1. ## Splitting fields and irreducible polynomials

Let f(x) be an irreducible cubic polynomial in Q[X]. Show that the degree of its splitting field over Q is 6 if f ' (x) > 0 for all x.

This seems like quite an interesting question but I have no idea how we are meant to go about solving it - it seems quite strange to have a condition relating to the derivative in "splitting field" type questions.

2. Originally Posted by Amanda1990
Let f(x) be an irreducible cubic polynomial in Q[X]. Show that the degree of its splitting field over Q is 6 if f ' (x) > 0 for all x.

This seems like quite an interesting question but I have no idea how we are meant to go about solving it - it seems quite strange to have a condition relating to the derivative in "splitting field" type questions.
Think of the graph of $f(x)$. If $f'(x) > 0$ it means the polynomial is always increasing. Thus, it cross the x-axis precisely at one point. Let $\alpha$ be the real root of $f(x)$. Now if $\beta$ is the other root of $f(x)$ then it has to be complex*. Thus, the final root is $\bar \beta$. The splitting field is $K=\mathbb{Q}(\alpha, \beta, \bar \beta)$. Note that $\sigma : K\to K$ by complex conjugation is an automorphism. Now there are three possibilities to send $\alpha$ i.e. $\alpha \to \alpha, \alpha \to \beta, \alpha \to \bar \beta$ by isomorphism extension theorem. Call these maps $\tau_1,\tau_2,\tau_3$. Then we see that $S_3\subseteq \left< \sigma,\tau_1,\tau_2,\tau_3 \right>$.
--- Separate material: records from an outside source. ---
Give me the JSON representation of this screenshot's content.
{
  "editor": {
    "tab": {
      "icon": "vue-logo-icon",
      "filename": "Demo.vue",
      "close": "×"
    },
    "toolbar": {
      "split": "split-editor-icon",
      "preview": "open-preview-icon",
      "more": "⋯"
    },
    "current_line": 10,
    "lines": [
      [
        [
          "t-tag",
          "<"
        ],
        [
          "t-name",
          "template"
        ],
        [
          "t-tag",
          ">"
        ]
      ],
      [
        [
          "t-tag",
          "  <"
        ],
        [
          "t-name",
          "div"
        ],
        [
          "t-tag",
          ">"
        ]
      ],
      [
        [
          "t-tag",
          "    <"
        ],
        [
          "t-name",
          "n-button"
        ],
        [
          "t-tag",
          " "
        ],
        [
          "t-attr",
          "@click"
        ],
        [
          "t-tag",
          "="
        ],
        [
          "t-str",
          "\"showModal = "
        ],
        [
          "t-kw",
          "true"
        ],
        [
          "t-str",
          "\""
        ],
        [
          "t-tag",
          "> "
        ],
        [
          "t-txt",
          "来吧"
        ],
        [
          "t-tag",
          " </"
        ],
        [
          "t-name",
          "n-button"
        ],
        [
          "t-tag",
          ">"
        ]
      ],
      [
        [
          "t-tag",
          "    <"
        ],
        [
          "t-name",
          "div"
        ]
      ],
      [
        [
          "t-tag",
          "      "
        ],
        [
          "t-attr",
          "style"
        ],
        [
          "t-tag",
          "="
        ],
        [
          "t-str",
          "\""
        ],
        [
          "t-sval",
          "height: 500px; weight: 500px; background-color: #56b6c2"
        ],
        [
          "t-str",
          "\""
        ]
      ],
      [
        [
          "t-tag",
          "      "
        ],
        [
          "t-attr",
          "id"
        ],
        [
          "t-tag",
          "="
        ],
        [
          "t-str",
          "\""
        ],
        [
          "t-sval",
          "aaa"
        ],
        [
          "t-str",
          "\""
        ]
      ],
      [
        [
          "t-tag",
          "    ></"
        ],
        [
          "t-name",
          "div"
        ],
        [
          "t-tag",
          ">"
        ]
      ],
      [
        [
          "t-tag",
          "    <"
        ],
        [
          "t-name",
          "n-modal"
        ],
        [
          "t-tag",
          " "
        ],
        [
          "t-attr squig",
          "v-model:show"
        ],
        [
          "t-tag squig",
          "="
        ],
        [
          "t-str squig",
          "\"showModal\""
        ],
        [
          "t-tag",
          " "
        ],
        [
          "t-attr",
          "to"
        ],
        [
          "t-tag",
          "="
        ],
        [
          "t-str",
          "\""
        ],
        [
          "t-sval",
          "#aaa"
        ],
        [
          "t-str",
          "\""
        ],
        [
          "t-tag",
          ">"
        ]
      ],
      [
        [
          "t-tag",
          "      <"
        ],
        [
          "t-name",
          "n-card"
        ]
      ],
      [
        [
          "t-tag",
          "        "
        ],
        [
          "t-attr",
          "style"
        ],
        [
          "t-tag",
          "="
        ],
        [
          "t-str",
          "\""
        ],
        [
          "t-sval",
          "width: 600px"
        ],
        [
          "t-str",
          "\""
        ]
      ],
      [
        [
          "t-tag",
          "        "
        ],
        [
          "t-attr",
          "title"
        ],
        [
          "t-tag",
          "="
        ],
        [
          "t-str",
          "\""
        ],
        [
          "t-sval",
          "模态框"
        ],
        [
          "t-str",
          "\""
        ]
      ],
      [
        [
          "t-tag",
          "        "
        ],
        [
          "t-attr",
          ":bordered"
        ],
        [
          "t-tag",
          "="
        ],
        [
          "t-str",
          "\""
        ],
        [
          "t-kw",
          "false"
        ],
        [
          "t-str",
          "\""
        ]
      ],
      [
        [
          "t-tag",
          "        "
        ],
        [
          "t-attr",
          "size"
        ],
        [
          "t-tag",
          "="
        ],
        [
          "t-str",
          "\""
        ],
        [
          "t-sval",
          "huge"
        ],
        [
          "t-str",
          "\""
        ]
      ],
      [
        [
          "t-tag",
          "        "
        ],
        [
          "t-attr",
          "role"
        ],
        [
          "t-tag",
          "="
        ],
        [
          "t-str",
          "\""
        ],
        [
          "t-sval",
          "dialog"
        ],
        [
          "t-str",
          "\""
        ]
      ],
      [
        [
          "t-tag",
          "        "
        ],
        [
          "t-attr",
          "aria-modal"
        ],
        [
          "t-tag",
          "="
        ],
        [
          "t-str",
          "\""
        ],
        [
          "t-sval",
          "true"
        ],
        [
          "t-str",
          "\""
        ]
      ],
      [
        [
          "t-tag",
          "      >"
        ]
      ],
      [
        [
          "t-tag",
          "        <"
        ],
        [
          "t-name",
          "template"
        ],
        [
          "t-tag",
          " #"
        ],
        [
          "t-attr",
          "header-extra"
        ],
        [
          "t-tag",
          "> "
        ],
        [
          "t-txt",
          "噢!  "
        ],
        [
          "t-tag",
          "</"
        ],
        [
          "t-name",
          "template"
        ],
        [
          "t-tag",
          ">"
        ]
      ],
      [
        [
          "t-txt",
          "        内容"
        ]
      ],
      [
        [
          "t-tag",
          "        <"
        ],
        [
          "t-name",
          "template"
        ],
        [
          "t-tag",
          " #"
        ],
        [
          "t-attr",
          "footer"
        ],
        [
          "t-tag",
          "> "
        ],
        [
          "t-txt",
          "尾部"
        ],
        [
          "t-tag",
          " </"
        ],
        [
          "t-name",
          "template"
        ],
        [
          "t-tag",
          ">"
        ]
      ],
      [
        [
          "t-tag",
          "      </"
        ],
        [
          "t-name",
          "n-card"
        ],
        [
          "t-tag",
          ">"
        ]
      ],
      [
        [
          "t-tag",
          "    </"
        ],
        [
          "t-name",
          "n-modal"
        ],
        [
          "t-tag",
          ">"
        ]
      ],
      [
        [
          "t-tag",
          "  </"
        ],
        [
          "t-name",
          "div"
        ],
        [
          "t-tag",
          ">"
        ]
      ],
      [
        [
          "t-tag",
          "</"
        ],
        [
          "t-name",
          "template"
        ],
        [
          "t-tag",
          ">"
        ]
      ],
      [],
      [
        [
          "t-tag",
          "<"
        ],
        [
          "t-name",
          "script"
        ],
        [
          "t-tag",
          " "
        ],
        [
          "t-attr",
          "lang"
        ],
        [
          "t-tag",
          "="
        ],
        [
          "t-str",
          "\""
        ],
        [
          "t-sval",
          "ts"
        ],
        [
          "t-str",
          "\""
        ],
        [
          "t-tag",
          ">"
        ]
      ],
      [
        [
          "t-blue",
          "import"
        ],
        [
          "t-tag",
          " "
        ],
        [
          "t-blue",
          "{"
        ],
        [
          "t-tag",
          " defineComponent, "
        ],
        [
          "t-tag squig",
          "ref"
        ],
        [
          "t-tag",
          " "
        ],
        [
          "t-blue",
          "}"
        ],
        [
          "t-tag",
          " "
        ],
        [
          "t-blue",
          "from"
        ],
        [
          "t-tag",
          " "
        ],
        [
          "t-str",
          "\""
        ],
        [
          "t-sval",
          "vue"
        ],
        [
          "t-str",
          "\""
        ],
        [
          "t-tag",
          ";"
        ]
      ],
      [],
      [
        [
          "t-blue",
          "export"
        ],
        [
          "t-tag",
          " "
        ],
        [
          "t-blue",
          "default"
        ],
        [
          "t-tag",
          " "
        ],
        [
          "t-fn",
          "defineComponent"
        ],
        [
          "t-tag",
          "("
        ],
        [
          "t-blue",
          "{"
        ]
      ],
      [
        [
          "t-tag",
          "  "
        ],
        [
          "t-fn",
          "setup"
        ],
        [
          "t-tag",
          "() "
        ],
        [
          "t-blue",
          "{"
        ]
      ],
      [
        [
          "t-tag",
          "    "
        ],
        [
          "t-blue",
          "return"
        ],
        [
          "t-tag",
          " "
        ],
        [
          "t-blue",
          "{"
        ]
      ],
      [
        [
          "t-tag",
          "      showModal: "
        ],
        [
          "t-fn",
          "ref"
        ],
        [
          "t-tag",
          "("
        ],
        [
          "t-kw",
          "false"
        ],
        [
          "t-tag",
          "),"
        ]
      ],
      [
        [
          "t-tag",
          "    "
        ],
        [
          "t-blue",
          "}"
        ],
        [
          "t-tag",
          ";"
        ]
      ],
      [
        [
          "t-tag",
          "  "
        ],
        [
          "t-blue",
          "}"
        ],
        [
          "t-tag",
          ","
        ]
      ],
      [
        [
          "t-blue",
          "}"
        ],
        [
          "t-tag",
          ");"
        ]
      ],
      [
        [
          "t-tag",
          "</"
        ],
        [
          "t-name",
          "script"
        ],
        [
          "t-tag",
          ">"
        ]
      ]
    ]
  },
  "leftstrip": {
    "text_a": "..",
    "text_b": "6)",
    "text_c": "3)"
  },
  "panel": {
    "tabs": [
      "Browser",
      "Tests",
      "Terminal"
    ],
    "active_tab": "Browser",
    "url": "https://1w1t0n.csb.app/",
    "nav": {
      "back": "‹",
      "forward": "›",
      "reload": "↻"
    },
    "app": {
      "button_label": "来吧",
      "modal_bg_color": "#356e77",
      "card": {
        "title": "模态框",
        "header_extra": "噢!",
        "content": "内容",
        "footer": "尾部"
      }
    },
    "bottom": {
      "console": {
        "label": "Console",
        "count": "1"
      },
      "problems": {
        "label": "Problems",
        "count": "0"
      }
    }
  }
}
*)You may want to say, but maybe $f$ has only real roots. But then it forces $f(x) = (x-a)^3$ for some $a\in \mathbb{R}$. However, $f'(a) = 0$ is not larger than $0$. So this is not possible.

3. OK thanks for the hints but I really can't see how this helps very much! I haven't come across many actual theorems relating to splitting fields - does your answer rely on some "standard" result?

4. Originally Posted by Amanda1990
OK thanks for the hints but I really can't see how this helps very much! I haven't come across many actual theorems relating to splitting fields - does your answer rely on some "standard" result?
Define, $\sigma : K \to K$ to be $\sigma (x) = \bar x$ i.e. complex conjugation.
Define, $\tau_1 : K \to K$ to be $\tau_1 (\alpha) = \alpha$ (i.e. the identity mapping).
Define, $\tau_2 : K \to K$ to be $\tau_2 (\alpha) = \beta$.
Define, $\tau_3 : K \to K$ to be $\tau_3 (\alpha) = \bar \beta$.
Notice that $\tau_2,\tau_3$ exist by the isomorphism extension theorem.
We know that $\tau_1,\tau_2,\tau_3, \sigma$ are all distinct automorphism of $K$.
But that means, $\sigma \tau_2, \sigma \tau_3$ are distinct automorphism too.
Thus, we have shown we have at least $6$ automorphism of $K$.
Howevever, $|\text{Gal}(K/\mathbb{Q})| = [ K : \mathbb{Q} ] \leq 3! = 6$.
Thus, we found all the automorphisms
This means $[K:\mathbb{Q}] = 6$.

Do you have any other questions?